# How do I disinfect a dead fish's container?



## BettasRFriends (Jan 24, 2005)

I have no clue how to disinfect a dead fish container. I haven't put any fish in because I'm afraid. So far here's what I did: fill half of the container with very hot water, add lots of vinegar and salt in, let the container sit for 10 minutes. The next thing i did was rinse the container and refill with very hot water and let it sit for another 10 minutes. I repeated this process another two times.
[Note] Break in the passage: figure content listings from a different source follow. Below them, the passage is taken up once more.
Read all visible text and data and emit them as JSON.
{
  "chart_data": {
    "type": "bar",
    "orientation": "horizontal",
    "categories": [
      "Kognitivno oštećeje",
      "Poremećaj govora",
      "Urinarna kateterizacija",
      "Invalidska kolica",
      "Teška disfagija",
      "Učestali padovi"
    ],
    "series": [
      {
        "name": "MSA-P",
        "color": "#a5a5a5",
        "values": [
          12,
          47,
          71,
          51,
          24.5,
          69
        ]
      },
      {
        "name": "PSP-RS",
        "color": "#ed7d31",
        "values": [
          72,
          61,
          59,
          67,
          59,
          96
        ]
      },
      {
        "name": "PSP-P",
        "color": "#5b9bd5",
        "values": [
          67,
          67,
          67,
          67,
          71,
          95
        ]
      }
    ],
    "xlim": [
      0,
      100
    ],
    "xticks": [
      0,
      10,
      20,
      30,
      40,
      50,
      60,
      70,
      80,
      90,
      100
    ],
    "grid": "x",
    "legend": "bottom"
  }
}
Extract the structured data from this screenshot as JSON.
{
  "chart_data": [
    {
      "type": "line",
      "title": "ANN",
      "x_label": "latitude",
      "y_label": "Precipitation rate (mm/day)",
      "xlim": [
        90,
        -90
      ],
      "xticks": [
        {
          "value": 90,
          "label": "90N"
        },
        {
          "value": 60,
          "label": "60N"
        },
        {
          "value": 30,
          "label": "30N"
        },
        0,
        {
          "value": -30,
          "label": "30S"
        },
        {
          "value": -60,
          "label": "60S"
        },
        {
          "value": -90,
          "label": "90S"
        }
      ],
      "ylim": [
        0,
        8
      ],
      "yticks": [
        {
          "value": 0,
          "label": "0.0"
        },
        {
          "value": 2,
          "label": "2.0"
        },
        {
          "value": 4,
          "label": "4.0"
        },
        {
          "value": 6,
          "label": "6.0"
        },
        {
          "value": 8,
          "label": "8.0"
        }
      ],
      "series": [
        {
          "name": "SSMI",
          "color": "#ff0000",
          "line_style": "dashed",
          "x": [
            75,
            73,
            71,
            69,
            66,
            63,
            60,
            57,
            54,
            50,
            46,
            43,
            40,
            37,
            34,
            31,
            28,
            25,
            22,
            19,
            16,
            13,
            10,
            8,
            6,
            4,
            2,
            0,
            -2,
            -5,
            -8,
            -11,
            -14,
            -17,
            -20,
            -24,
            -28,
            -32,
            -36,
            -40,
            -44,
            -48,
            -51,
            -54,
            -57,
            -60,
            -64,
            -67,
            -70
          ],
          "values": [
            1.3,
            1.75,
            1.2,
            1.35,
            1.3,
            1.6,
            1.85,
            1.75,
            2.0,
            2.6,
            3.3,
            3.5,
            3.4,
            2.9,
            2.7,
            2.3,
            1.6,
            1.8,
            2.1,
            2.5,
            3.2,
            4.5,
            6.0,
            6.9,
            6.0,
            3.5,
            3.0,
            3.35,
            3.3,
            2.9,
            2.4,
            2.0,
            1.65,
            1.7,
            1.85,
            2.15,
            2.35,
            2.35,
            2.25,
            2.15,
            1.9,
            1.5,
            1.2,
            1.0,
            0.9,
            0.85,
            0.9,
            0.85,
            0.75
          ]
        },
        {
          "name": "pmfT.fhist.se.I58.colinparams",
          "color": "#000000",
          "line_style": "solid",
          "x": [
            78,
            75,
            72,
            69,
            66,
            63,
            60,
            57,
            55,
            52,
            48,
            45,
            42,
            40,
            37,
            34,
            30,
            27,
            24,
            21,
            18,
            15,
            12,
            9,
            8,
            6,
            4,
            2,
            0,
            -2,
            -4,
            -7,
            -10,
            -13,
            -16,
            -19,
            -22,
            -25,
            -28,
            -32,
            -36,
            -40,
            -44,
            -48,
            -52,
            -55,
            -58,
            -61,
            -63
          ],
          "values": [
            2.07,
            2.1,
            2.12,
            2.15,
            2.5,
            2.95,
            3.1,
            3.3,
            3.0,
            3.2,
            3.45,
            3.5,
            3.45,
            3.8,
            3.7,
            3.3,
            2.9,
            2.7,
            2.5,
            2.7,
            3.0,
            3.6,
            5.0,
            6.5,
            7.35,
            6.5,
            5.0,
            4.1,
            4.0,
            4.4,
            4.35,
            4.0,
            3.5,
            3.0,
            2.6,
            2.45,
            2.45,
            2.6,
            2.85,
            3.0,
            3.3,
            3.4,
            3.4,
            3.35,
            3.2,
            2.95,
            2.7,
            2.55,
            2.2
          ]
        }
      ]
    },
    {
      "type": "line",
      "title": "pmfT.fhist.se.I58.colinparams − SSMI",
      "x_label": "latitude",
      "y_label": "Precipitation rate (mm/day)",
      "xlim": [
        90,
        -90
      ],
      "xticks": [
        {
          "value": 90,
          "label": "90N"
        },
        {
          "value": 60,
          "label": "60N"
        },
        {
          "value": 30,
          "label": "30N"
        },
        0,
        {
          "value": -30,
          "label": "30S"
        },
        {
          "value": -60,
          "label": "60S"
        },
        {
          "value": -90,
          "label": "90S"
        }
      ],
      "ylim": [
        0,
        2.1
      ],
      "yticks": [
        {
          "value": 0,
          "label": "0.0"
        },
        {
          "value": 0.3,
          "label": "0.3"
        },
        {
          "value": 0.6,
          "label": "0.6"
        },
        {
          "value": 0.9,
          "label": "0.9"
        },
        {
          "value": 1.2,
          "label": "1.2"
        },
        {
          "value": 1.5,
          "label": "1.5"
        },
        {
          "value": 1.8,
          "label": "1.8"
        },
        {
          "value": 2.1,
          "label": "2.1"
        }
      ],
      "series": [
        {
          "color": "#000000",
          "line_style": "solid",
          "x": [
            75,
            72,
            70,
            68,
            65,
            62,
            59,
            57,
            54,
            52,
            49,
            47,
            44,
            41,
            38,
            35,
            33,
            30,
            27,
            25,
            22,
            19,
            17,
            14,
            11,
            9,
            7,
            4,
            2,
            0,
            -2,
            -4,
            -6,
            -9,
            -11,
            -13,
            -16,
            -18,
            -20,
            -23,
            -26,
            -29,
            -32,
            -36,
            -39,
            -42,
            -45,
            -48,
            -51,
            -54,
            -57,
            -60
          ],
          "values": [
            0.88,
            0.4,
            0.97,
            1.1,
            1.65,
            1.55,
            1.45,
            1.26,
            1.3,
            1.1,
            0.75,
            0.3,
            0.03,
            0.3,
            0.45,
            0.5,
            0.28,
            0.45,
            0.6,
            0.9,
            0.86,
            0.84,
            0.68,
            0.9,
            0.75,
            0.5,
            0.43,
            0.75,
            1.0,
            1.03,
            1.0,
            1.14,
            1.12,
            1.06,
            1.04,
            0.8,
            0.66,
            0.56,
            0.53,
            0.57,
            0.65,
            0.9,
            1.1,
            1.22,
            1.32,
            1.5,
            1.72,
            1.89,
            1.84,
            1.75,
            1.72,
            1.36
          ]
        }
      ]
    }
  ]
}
Is that enough for disinfecting or should I add something?


----------



## (RC) (Jan 18, 2005)

I would have used some bleach, I don't know if vinegar will do the job or not.


RC


----------



## Lisachromis (Jan 19, 2005)

Is the container glass or plastic?


----------



## thatsfishy (Jan 18, 2005)

Let it sit overnight with hot water and bleach, then rinse the heck out of it. If it is an acrylic container instead of glass, after rinsing let it sit for a few hours with dechlor and lots of salt to draw any bleach residue out of it that may have seeped into the plastic.


----------



## BettasRFriends (Jan 24, 2005)

How much salt is enough?


----------



## thatsfishy (Jan 18, 2005)

Well, it's not dinner ... so put a good amount like 2 tbs/gal. You can also add your vinegar, it also neutralizes bleach. Let it air dry after you done. You shouldn't smell ANY bleach once you're ready to use it again.


----------